Fighting the good fight: Progress vs. success
I encourage any student to ask for more information or object to a mark if they do not understand why they got it (or feel that they have been treated unfairly). The onus is on the marker to make their criticisms clear; the student should not have to work hard to understand how a particular criticism relates to a particular criterion. That said, the onus is on students, as authors of their work, to raise and defend any concerns they might have. Besides, there is a very good reason that supervisors should not object on behalf of their students – dual interest.
The seemingly personal nature of the aforementioned objection is strange, because of the anonymous marking procedure. This has me pondering about the supervisor’s investment in the student’s thesis. In hindsight, the supervisor’s objection is littered with clues regarding the underlying motivation for their crusade. For instance, I felt it was a little odd that the supervisor mused about “…aiming for students to produce pieces of work suitable for submission to a peer reviewed journal…”. Furthermore, the supervisor explained, there is a “multitude of articles which measure and discuss [the construct cited] without offering any such discussion of construct validity.”
After a small, private investigation, I am compelled to believe that the supervisor is a highly successful author cited in the thesis. If I am correct, it is plausible that the supervisor was hoping for the student to produce a piece of work suitable for publication in a peer-reviewed journal. My comment about construct validity refers to a construct that the supervisor has published on, and so it seems I have ruffled some feathers. In light of all this, it is reasonable to expect that the need to succeed – to continue publishing – is at least part of the supervisor’s motivation for objection, yet this remains my speculation.
By the way, speaking of ‘fighting the good fight’; my friend and fellow researcher Ally is raising money for suicide prevention and mental health. She will be representing the Black Dog Institute as a fighter in the Corporate Fighter boxing match, 6 April 2018 – good onya Ally!

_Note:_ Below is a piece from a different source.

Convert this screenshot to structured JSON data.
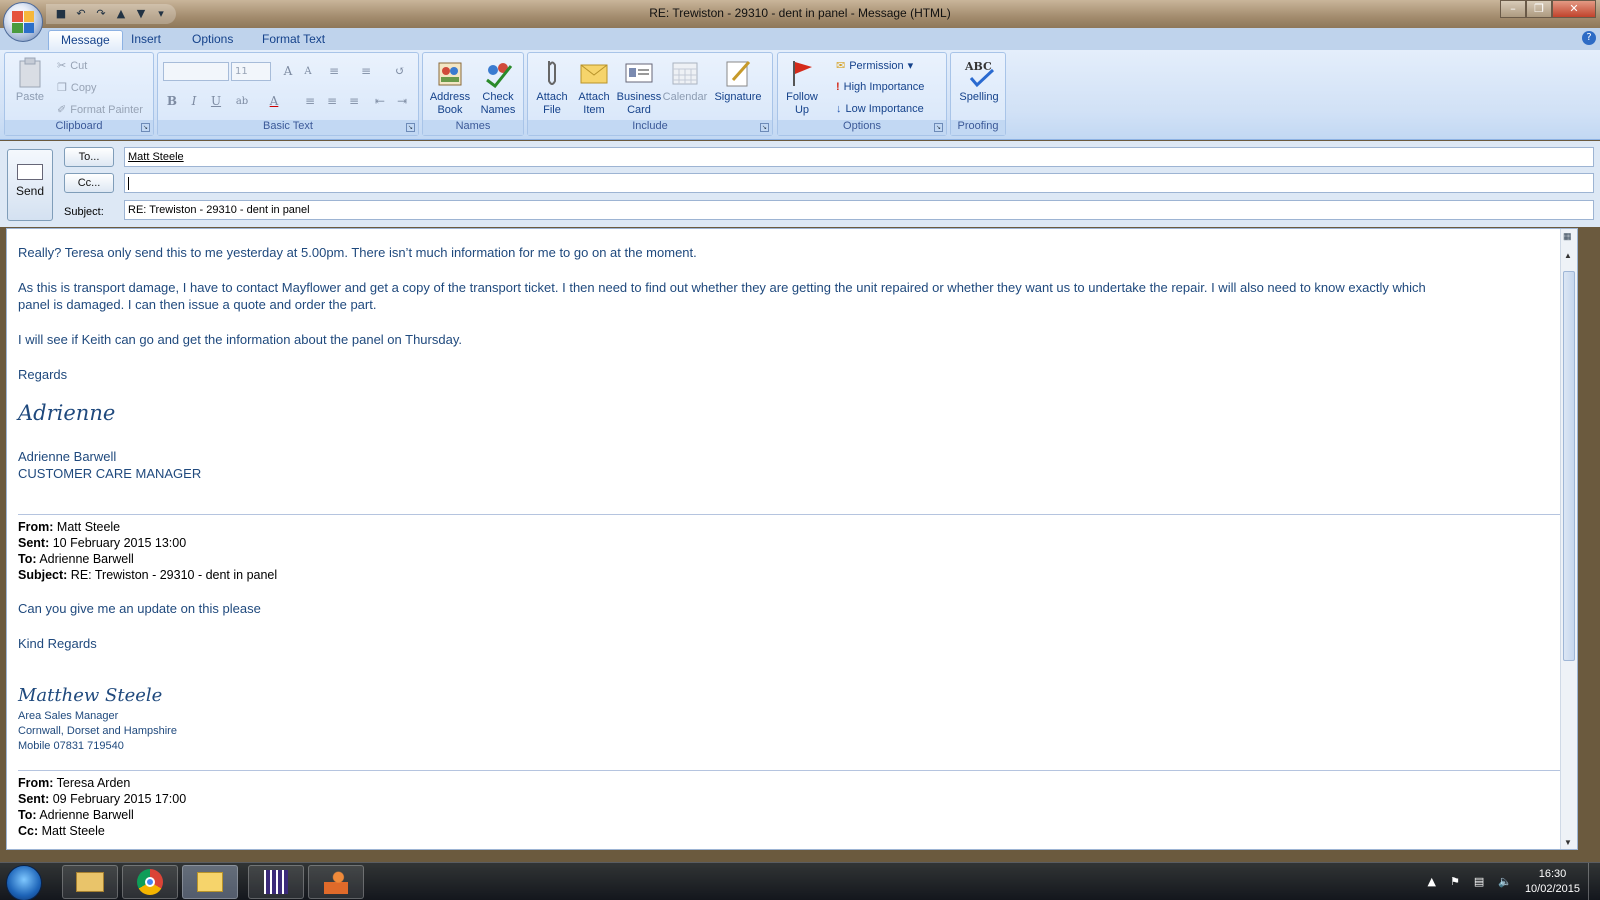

Conclusion and recommendation
Research-relevant concepts like correlational design or construct validity should not be taken for granted. Researchers of all experience levels must assess potentially competing motivations, particularly if they are in the dual role of researcher and supervisor (like myself). The will to succeed – to have your work published and recognised widely – is sometimes at odds with the will to progress – to learn, through critical inquiry and the brutal cycle of trial, error, feedback. In my ideal academic world, we concern ourselves with the development of sound ideas first, before concerning ourselves with their status as curriculum vitarum.
Going forward, I shall leave you with an idea proposed by Luthar (2017). Her idea can be seen as an indirect reply to Chopper’s cynical remark that began this essay.
…It might be helpful for department heads to have open, regular conversations with faculty and students about what is prioritised in their departments. For faculty who are inclined to take the chance and push students’ boundaries, they need to know whether they will be commended for truly changing the lives of some students while ruffling the feathers of others or whether they should “play it safer” in their teaching.